AU NOM DU PEUPLE FRANCAIS

Conseil d’État

5ème – 6ème chambres réunies

1er juillet 2022

N° 463162, Inédit au recueil Lebon

Texte intégral

Vu la procédure suivante :

Par deux mémoires, enregistrés les 13 avril et 16 juin 2022 au secrétariat du contentieux du Conseil d’Etat, présentés en application de l’article 23-5 de l’ordonnance n° 58-1067 du 7 novembre 1958, l’association Reporters sans frontières (RSF) demande au Conseil d’Etat, à l’appui de sa requête tendant à l’annulation de la décision du 5 avril 2022 par laquelle l’Autorité de régulation de la communication audiovisuelle (ARCOM) a rejeté sa demande tendant à ce qu’elle adresse une mise en demeure à l’éditeur du service de télévision « CNews » sur le fondement de l’article 42 de la loi n°86-1067 du 30 septembre 1986 relative à la liberté de communication, de renvoyer au Conseil constitutionnel la question de la conformité aux droits et libertés que la Constitution garantit des dispositions des articles 3-1, 13 et 42 de cette loi.

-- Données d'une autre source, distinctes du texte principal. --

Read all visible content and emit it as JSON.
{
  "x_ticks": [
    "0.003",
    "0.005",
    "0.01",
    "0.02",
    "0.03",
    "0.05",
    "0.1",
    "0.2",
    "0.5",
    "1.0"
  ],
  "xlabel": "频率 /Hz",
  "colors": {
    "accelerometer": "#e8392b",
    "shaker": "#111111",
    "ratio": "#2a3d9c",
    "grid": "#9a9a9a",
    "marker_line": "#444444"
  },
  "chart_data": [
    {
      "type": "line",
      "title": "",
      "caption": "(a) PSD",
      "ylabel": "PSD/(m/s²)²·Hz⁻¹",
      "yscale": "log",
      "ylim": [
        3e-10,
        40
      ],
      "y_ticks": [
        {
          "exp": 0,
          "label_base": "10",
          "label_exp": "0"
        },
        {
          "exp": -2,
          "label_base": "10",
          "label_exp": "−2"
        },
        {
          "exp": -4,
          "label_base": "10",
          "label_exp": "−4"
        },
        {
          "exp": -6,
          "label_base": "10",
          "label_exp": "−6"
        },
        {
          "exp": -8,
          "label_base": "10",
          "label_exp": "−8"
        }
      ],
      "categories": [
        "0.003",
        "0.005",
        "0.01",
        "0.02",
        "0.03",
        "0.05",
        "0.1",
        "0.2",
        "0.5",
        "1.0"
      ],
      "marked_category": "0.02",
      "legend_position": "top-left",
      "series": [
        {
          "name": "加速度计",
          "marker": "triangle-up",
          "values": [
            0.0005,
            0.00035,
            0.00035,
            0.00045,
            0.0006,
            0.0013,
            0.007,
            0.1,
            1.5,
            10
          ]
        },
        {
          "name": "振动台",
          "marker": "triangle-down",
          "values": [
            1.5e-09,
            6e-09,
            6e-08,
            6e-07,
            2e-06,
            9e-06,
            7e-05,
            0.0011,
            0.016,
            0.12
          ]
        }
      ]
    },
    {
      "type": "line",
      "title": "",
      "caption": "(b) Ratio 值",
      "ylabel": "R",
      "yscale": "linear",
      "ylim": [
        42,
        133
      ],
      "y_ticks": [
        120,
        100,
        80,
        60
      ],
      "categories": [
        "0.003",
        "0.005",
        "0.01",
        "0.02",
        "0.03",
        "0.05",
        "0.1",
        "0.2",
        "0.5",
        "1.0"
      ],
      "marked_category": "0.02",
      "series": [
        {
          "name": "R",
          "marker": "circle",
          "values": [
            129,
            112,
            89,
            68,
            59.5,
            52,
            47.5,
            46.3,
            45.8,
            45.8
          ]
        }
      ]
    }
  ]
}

Vu les autres pièces du dossier ;

Vu :

 – la Constitution, notamment son Préambule et son article 61-1 ;

 – l’ordonnance n° 58-1067 du 7 novembre 1958 ;

 – la loi n°86-1067 du 30 septembre 1986 ;

 – la loi n°2016-1524 du 14 novembre 2016 ;

 – le code de justice administrative ;

Après avoir entendu en séance publique :

— le rapport de Mme Natacha Chicot, maître des requêtes,

— les conclusions de M. Maxime Boutron, rapporteur public.

La parole ayant été donnée, après les conclusions, à la SCP Spinosi, avocat de l’association Reporters sans frontières.

Considérant ce qui suit :

1. Aux termes du premier alinéa de l’article 23-5 de l’ordonnance du 7 novembre 1958 portant loi organique sur le Conseil constitutionnel : « Le moyen tiré de ce qu’une disposition législative porte atteinte aux droits et libertés garantis par la Constitution peut être soulevé (…) à l’occasion d’une instance devant le Conseil d’Etat (…) ». Il résulte des dispositions de ce même article que le Conseil constitutionnel est saisi de la question prioritaire de constitutionnalité à la triple condition que la disposition contestée soit applicable au litige ou à la procédure, qu’elle n’ait pas déjà été déclarée conforme à la Constitution dans les motifs et le dispositif d’une décision du Conseil constitutionnel, sauf changement des circonstances, et que la question soit nouvelle ou présente un caractère sérieux.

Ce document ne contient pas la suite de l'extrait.